Qwen (from Alibaba Cloud) is the leading open-weight model family for multilingual tasks, especially Chinese and Asian languages:

  • Qwen2.5 7B / 14B / 32B / 72B — Strong instruction-following, coding, and math at each size tier
  • Qwen2.5-Coder — Code-specialised variant; competitive with DeepSeek-Coder
  • QwQ-32B — Reasoning-capable model comparable to some o1 tasks

Qwen's niche: Applications serving Chinese or East Asian markets; base models for DeepSeek-R1 distillation (R1's distilled models use Qwen2.5 as the base architecture).

Reading Model Naming Conventions

Common patterns you'll encounter across families:

  • Size suffix (7B, 70B, 405B) — Billions of parameters.

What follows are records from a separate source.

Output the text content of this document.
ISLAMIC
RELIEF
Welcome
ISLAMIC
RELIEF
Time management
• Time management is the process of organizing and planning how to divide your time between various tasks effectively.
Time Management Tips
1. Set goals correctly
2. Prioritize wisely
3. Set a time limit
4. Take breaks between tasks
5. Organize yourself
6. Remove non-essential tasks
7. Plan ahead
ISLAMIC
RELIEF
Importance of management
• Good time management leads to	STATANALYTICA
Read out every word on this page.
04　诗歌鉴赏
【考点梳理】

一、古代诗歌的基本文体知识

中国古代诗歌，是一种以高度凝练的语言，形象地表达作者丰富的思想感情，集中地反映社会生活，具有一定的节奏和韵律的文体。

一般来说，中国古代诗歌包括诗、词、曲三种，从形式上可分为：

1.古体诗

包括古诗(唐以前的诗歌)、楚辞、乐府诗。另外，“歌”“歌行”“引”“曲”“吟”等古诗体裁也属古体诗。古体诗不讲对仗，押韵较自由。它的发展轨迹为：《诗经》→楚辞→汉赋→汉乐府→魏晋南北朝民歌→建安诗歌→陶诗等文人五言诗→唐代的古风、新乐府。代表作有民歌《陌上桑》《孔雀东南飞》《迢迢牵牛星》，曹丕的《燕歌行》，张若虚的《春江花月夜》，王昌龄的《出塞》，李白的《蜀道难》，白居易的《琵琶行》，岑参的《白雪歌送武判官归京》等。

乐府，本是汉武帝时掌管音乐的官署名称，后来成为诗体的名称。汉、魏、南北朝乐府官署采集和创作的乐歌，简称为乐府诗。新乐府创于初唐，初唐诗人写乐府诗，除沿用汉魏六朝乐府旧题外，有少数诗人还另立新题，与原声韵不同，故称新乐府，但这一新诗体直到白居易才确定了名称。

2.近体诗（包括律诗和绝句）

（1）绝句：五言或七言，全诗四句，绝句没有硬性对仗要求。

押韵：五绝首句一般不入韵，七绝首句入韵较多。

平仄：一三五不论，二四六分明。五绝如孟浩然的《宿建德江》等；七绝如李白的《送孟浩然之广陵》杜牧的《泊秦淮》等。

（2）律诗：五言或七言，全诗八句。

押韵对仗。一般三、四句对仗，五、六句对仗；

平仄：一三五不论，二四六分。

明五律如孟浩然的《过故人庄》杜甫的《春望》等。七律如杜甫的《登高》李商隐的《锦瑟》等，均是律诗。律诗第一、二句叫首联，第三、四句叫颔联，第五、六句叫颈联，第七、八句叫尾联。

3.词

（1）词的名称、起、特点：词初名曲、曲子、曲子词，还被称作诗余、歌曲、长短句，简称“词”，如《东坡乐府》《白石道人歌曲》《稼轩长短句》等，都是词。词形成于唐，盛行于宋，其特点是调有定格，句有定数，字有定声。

Larger = more capable but more compute to run
  • Instruct / Chat / Base — "Instruct" or "Chat" = fine-tuned to follow instructions. "Base" = raw pre-trained weights (not for end users)
  • Q4, Q8 (quantisation) — Weight precision reduced to save memory. Q4 = 4-bit; sacrifices some quality for much smaller file size
  • GGUF — File format for local inference via llama.cpp/Ollama
  • MoE (Mixture of Experts) — Total params / Active params notation (e.g., 8x7B = 8 experts of 7B each; only 2 active per token = 14B active)

Checklist: Do You Understand This?

  • What is OpenAI's o-series and how does it differ from the GPT series?
  • What is Claude's main differentiator versus GPT-4o for production use cases?
  • When would you choose Gemini over Claude or GPT-4o?
  • What does "open-weight" mean in the context of Llama 4 or Qwen?
  • Why did DeepSeek-R1's release matter beyond just being another model?
  • What does "Q4" mean in a model file name?